Krótkie posiedzenie Komisji Trójstronnej - bez związków zawodowych

Kilkanaście minut trwało piątkowe posiedzenie Komisji Trójstronnej z udziałem tylko dwóch stron: rządu i pracodawców; związki zawodowe zawiesiły bowiem swój udział w obradach Komisji.

Krótkie posiedzenie Komisji Trójstronnej - bez związków zawodowych
Źródło zdjęć: © Thinkstockphotos

Kilkanaście minut trwało piątkowe posiedzenie Komisji Trójstronnej z udziałem tylko dwóch stron: rządu i pracodawców; związki zawodowe zawiesiły bowiem swój udział w obradach komisji.

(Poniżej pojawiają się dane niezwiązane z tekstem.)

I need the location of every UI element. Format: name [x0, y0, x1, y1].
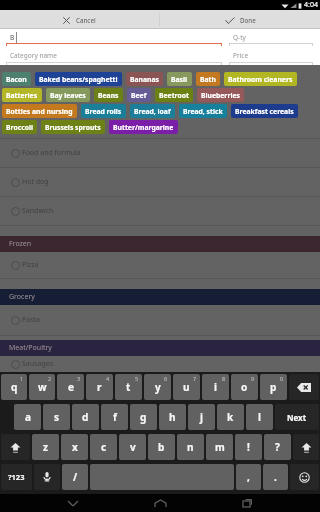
staticText: Broccoli: [6, 123, 33, 132]
button[interactable]: Bay leaves: [46, 88, 90, 102]
button[interactable]: Bread rolls: [81, 104, 126, 118]
button[interactable]: j: [188, 404, 215, 430]
staticText: Brussels sprouts: [45, 123, 101, 132]
staticText: Sandwich: [22, 206, 54, 216]
button[interactable]: d: [72, 404, 99, 430]
button[interactable]: y: [144, 374, 171, 400]
button[interactable]: Batteries: [2, 88, 42, 102]
button[interactable]: Cancel: [0, 10, 159, 29]
button[interactable]: l: [246, 404, 273, 430]
button[interactable]: i: [202, 374, 229, 400]
button[interactable]: Bread, loaf: [130, 104, 175, 118]
staticText: 1: [20, 375, 24, 382]
staticText: b: [158, 440, 165, 454]
button[interactable]: Bath: [196, 72, 220, 86]
button[interactable]: Home: [147, 494, 173, 512]
button[interactable]: r: [86, 374, 113, 400]
staticText: Frozen: [9, 239, 32, 249]
button[interactable]: u: [173, 374, 200, 400]
staticText: h: [169, 410, 176, 424]
staticText: 6: [164, 375, 168, 382]
button[interactable]: Beans: [94, 88, 123, 102]
button[interactable]: p: [260, 374, 287, 400]
button[interactable]: Price: [226, 46, 320, 65]
button[interactable]: Voice input: [34, 464, 60, 490]
button[interactable]: B: [0, 29, 226, 46]
button[interactable]: a: [14, 404, 41, 430]
button[interactable]: ?: [264, 434, 291, 460]
staticText: g: [140, 410, 147, 424]
button[interactable]: m: [206, 434, 233, 460]
button[interactable]: c: [90, 434, 117, 460]
button[interactable]: k: [217, 404, 244, 430]
button[interactable]: q: [1, 374, 27, 400]
staticText: Bread, stick: [183, 107, 223, 116]
staticText: Grocery: [9, 292, 35, 302]
button[interactable]: w: [29, 374, 55, 400]
button[interactable]: x: [61, 434, 88, 460]
button[interactable]: s: [43, 404, 70, 430]
button[interactable]: Beetroot: [155, 88, 193, 102]
staticText: v: [130, 440, 136, 454]
button[interactable]: ,: [236, 464, 261, 490]
button[interactable]: Done: [160, 10, 320, 29]
button[interactable]: Butter/margarine: [109, 120, 178, 134]
staticText: Baked beans/spaghetti: [39, 75, 118, 84]
button[interactable]: z: [32, 434, 59, 460]
button[interactable]: Emoji: [290, 464, 319, 490]
staticText: .: [274, 470, 277, 484]
button[interactable]: n: [177, 434, 204, 460]
button[interactable]: Baked beans/spaghetti: [35, 72, 122, 86]
staticText: Price: [233, 51, 249, 60]
button[interactable]: Shift: [293, 434, 319, 460]
button[interactable]: v: [119, 434, 146, 460]
staticText: 9: [251, 375, 255, 382]
button[interactable]: o: [231, 374, 258, 400]
button[interactable]: Bathroom cleaners: [224, 72, 297, 86]
button[interactable]: /: [62, 464, 88, 490]
button[interactable]: Bananas: [126, 72, 163, 86]
button[interactable]: Category name: [0, 46, 226, 65]
staticText: Bottles and nursing: [6, 107, 73, 116]
button[interactable]: Backspace: [289, 374, 319, 400]
staticText: p: [270, 380, 277, 394]
button[interactable]: f: [101, 404, 128, 430]
button[interactable]: Bread, stick: [179, 104, 227, 118]
button[interactable]: g: [130, 404, 157, 430]
staticText: Q-ty: [233, 33, 246, 42]
button[interactable]: Broccoli: [2, 120, 37, 134]
button[interactable]: Symbols: [1, 464, 32, 490]
button[interactable]: h: [159, 404, 186, 430]
button[interactable]: Brussels sprouts: [41, 120, 105, 134]
staticText: Bread rolls: [85, 107, 122, 116]
staticText: ?123: [8, 472, 25, 482]
button[interactable]: Basil: [167, 72, 192, 86]
button[interactable]: b: [148, 434, 175, 460]
button[interactable]: Next: [275, 404, 319, 430]
staticText: z: [43, 440, 48, 454]
button[interactable]: Breakfast cereals: [231, 104, 298, 118]
button[interactable]: Bottles and nursing: [2, 104, 77, 118]
button[interactable]: !: [235, 434, 262, 460]
button[interactable]: Recent apps: [234, 494, 260, 512]
button[interactable]: Blueberries: [197, 88, 244, 102]
button[interactable]: Beef: [127, 88, 151, 102]
button[interactable]: .: [263, 464, 288, 490]
staticText: o: [241, 380, 248, 394]
button[interactable]: Bacon: [2, 72, 31, 86]
button[interactable]: t: [115, 374, 142, 400]
staticText: Pasta: [22, 315, 40, 325]
button[interactable]: Shift: [1, 434, 30, 460]
button[interactable]: e: [57, 374, 84, 400]
staticText: Hot dog: [22, 177, 49, 187]
button[interactable]: Q-ty: [226, 29, 320, 46]
staticText: m: [215, 440, 225, 454]
button[interactable]: Back: [60, 494, 86, 512]
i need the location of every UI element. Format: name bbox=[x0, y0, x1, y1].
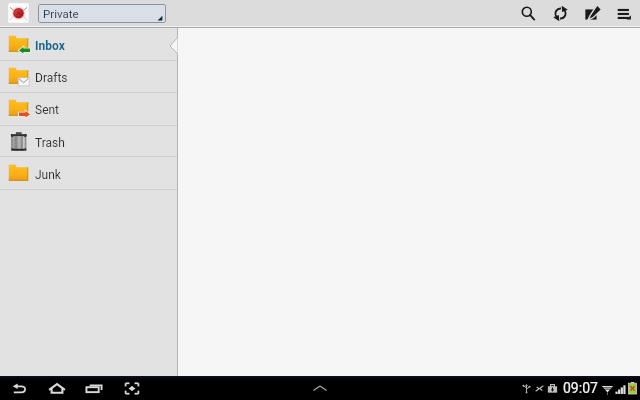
button[interactable]: Junk bbox=[0, 157, 178, 190]
button[interactable]: Trash bbox=[0, 125, 178, 157]
staticText: Private bbox=[43, 7, 79, 20]
button[interactable]: Sent bbox=[0, 93, 178, 126]
button[interactable]: Status bbox=[521, 376, 640, 400]
staticText: 09:07 bbox=[563, 380, 598, 396]
button[interactable]: Search bbox=[512, 0, 544, 26]
button[interactable]: Compose bbox=[576, 0, 608, 26]
button[interactable]: Screenshot bbox=[115, 376, 149, 400]
staticText: Inbox bbox=[35, 39, 65, 53]
button[interactable]: Back bbox=[2, 376, 36, 400]
staticText: Sent bbox=[35, 103, 60, 117]
staticText: Junk bbox=[35, 168, 61, 182]
button[interactable]: More options bbox=[608, 0, 640, 26]
button[interactable]: Inbox bbox=[0, 28, 178, 61]
button[interactable]: Recents bbox=[77, 376, 111, 400]
staticText: Drafts bbox=[35, 71, 68, 85]
button[interactable]: Drafts bbox=[0, 61, 178, 93]
button[interactable]: K-9 Mail bbox=[8, 3, 29, 23]
staticText: Trash bbox=[35, 136, 65, 150]
button[interactable]: Private bbox=[38, 4, 166, 23]
button[interactable]: Home bbox=[40, 376, 74, 400]
button[interactable]: Refresh bbox=[544, 0, 576, 26]
button[interactable]: Expand bbox=[305, 376, 335, 400]
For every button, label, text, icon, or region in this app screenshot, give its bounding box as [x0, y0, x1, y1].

Piątkowe posiedzenie miało być poświęcone wysokości płacy minimalnej w 2014 r. i wskaźnikowi wzrostu wynagrodzeń w sferze budżetowej.

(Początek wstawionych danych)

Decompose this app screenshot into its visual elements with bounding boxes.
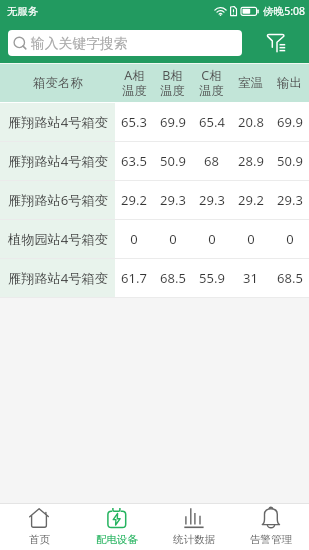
staticText: B相 温度	[160, 67, 185, 99]
staticText: 31	[243, 269, 258, 287]
button[interactable]: 告警管理	[232, 504, 309, 550]
staticText: 输出	[277, 75, 302, 91]
staticText: 雁翔路站6号箱变	[8, 191, 108, 209]
staticText: 29.3	[199, 191, 225, 209]
staticText: 68.5	[160, 269, 186, 287]
staticText: 雁翔路站4号箱变	[8, 152, 108, 170]
staticText: C相 温度	[199, 67, 224, 99]
staticText: 20.8	[238, 113, 264, 131]
staticText: 0	[208, 230, 216, 248]
staticText: 雁翔路站4号箱变	[8, 269, 108, 287]
staticText: 29.2	[238, 191, 264, 209]
staticText: 首页	[29, 533, 50, 546]
staticText: 告警管理	[250, 533, 292, 546]
staticText: 50.9	[160, 152, 186, 170]
button[interactable]: 筛选	[242, 22, 309, 63]
staticText: 69.9	[277, 113, 303, 131]
staticText: A相 温度	[122, 67, 147, 99]
staticText: 箱变名称	[33, 75, 83, 91]
staticText: 29.3	[277, 191, 303, 209]
button[interactable]: 统计数据	[155, 504, 232, 550]
staticText: 63.5	[121, 152, 147, 170]
button[interactable]: 首页	[0, 504, 78, 550]
staticText: 29.2	[121, 191, 147, 209]
staticText: 输入关键字搜索	[31, 35, 128, 52]
staticText: 统计数据	[173, 533, 215, 546]
button[interactable]: 雁翔路站4号箱变	[0, 103, 309, 141]
button[interactable]: 雁翔路站4号箱变	[0, 259, 309, 297]
staticText: 55.9	[199, 269, 225, 287]
staticText: 68	[204, 152, 219, 170]
button[interactable]: 植物园站4号箱变	[0, 220, 309, 258]
staticText: 50.9	[277, 152, 303, 170]
staticText: 室温	[238, 75, 263, 91]
staticText: 29.3	[160, 191, 186, 209]
staticText: 雁翔路站4号箱变	[8, 113, 108, 131]
staticText: 0	[169, 230, 177, 248]
staticText: 61.7	[121, 269, 147, 287]
staticText: 0	[130, 230, 138, 248]
staticText: 65.4	[199, 113, 225, 131]
staticText: 68.5	[277, 269, 303, 287]
button[interactable]: 配电设备	[78, 504, 155, 550]
staticText: 65.3	[121, 113, 147, 131]
button[interactable]: 雁翔路站4号箱变	[0, 142, 309, 180]
staticText: 28.9	[238, 152, 264, 170]
staticText: 69.9	[160, 113, 186, 131]
staticText: 傍晚5:08	[263, 4, 305, 18]
staticText: 无服务	[7, 5, 39, 18]
button[interactable]: 输入关键字搜索	[8, 30, 242, 56]
staticText: 配电设备	[96, 533, 138, 546]
staticText: 0	[247, 230, 255, 248]
button[interactable]: 雁翔路站6号箱变	[0, 181, 309, 219]
staticText: 0	[286, 230, 294, 248]
staticText: 植物园站4号箱变	[8, 230, 108, 248]
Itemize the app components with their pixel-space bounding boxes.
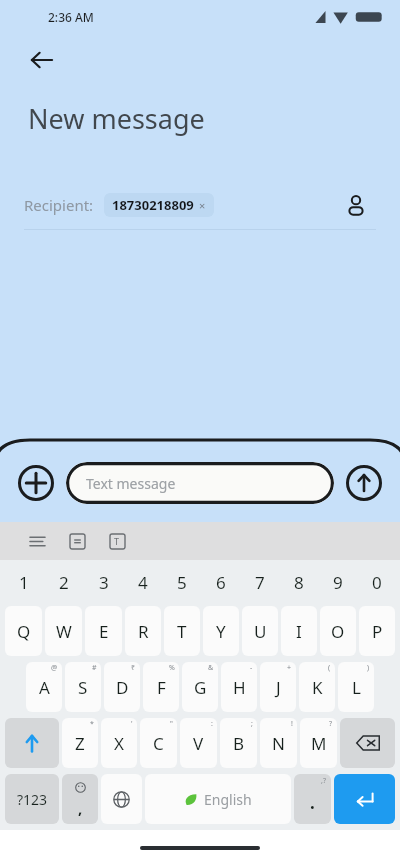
staticText: C: [153, 732, 164, 755]
staticText: V: [193, 732, 204, 755]
button[interactable]: B: [220, 718, 257, 768]
button[interactable]: Menu: [22, 526, 52, 556]
button[interactable]: Shift: [5, 718, 59, 768]
button[interactable]: L: [338, 662, 374, 712]
staticText: Q: [17, 620, 31, 643]
button[interactable]: .: [294, 774, 331, 824]
staticText: #: [92, 663, 97, 673]
staticText: *: [90, 719, 94, 729]
staticText: W: [56, 620, 72, 643]
staticText: A: [39, 676, 50, 699]
staticText: &: [208, 663, 214, 673]
staticText: .: [310, 791, 315, 814]
button[interactable]: G: [182, 662, 218, 712]
button[interactable]: C: [140, 718, 177, 768]
button[interactable]: Text editing: [102, 526, 132, 556]
button[interactable]: Text message: [66, 462, 334, 504]
staticText: -: [250, 663, 253, 673]
staticText: F: [157, 676, 166, 699]
button[interactable]: 3: [84, 560, 123, 604]
button[interactable]: W: [45, 606, 82, 656]
staticText: R: [138, 620, 149, 643]
button[interactable]: Backspace: [340, 718, 395, 768]
staticText: G: [194, 676, 207, 699]
button[interactable]: 1: [4, 560, 44, 604]
staticText: New message: [28, 100, 205, 137]
button[interactable]: ?123: [5, 774, 59, 824]
staticText: 1: [19, 571, 29, 594]
button[interactable]: D: [104, 662, 140, 712]
button[interactable]: A: [26, 662, 62, 712]
button[interactable]: Back: [16, 34, 68, 86]
button[interactable]: X: [101, 718, 137, 768]
staticText: K: [312, 676, 323, 699]
button[interactable]: 6: [201, 560, 240, 604]
staticText: ×: [199, 198, 206, 213]
button[interactable]: Q: [5, 606, 42, 656]
staticText: S: [78, 676, 88, 699]
button[interactable]: S: [65, 662, 101, 712]
button[interactable]: Clipboard: [62, 526, 92, 556]
staticText: +: [287, 663, 292, 673]
staticText: 2: [59, 571, 69, 594]
staticText: Text message: [86, 474, 176, 493]
staticText: ;: [251, 719, 253, 729]
button[interactable]: 9: [318, 560, 357, 604]
staticText: 9: [333, 571, 343, 594]
button[interactable]: Send: [346, 465, 382, 501]
staticText: 3: [99, 571, 109, 594]
button[interactable]: R: [125, 606, 161, 656]
staticText: U: [254, 620, 267, 643]
staticText: N: [272, 732, 285, 755]
button[interactable]: 8: [279, 560, 318, 604]
button[interactable]: English: [145, 774, 291, 824]
button[interactable]: P: [359, 606, 395, 656]
button[interactable]: Y: [203, 606, 239, 656]
staticText: ": [170, 719, 173, 729]
button[interactable]: Change language: [101, 774, 142, 824]
button[interactable]: Enter: [334, 774, 395, 824]
staticText: Z: [75, 732, 85, 755]
button[interactable]: M: [300, 718, 337, 768]
staticText: @: [51, 663, 58, 673]
button[interactable]: Add attachment: [18, 465, 54, 501]
staticText: T: [114, 535, 120, 547]
button[interactable]: O: [320, 606, 356, 656]
button[interactable]: E: [85, 606, 122, 656]
button[interactable]: 0: [357, 560, 396, 604]
button[interactable]: 2: [44, 560, 84, 604]
button[interactable]: Emoji and comma: [62, 774, 98, 824]
button[interactable]: Z: [62, 718, 98, 768]
staticText: ,?: [321, 776, 326, 786]
button[interactable]: K: [299, 662, 335, 712]
button[interactable]: F: [143, 662, 179, 712]
button[interactable]: 5: [162, 560, 201, 604]
button[interactable]: N: [260, 718, 297, 768]
staticText: I: [296, 620, 302, 643]
staticText: 8: [294, 571, 304, 594]
button[interactable]: I: [281, 606, 317, 656]
staticText: ): [367, 663, 370, 673]
button[interactable]: H: [221, 662, 257, 712]
staticText: 6: [216, 571, 226, 594]
button[interactable]: 4: [123, 560, 162, 604]
button[interactable]: 7: [240, 560, 279, 604]
button[interactable]: J: [260, 662, 296, 712]
staticText: ?: [329, 719, 333, 729]
button[interactable]: 18730218809: [104, 193, 214, 217]
staticText: O: [331, 620, 345, 643]
staticText: E: [99, 620, 109, 643]
staticText: ₹: [131, 663, 136, 673]
staticText: 5: [177, 571, 187, 594]
button[interactable]: T: [164, 606, 200, 656]
button[interactable]: V: [180, 718, 217, 768]
staticText: 0: [372, 571, 382, 594]
staticText: X: [114, 732, 124, 755]
staticText: (: [328, 663, 331, 673]
staticText: 18730218809: [112, 196, 194, 214]
staticText: English: [204, 790, 252, 809]
staticText: 2:36 AM: [48, 9, 94, 25]
button[interactable]: Contacts: [336, 185, 376, 225]
staticText: J: [276, 676, 281, 699]
button[interactable]: U: [242, 606, 278, 656]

Przed rozpoczęciem posiedzenia przewodniczący komisji, minister pracy i polityki społecznej Władysław Kosiniak-Kamysz powiedział, żeby nie spodziewać się żadnych konkluzji, ponieważ w niepełnym składzie komisja nie jest zdolna do podejmowania uchwał. Dodał, że organizując to spotkanie, miał świadomość, że odbędzie się ono bez udziału związkowców.

Po posiedzeniu Kosiniak-Kamysz powiedział PAP, że to spotkanie było "daniem szansy". - Jest ustawa mówiąca, że Komisja Trójstronna powinna zająć stanowisko w sprawie minimalnego wynagrodzenia. Później mógłby być zarzut do mnie, że to taka ważna sprawa, że może ktoś chciałby przyjść, zabrać głos. To było danie szansy - oświadczył minister.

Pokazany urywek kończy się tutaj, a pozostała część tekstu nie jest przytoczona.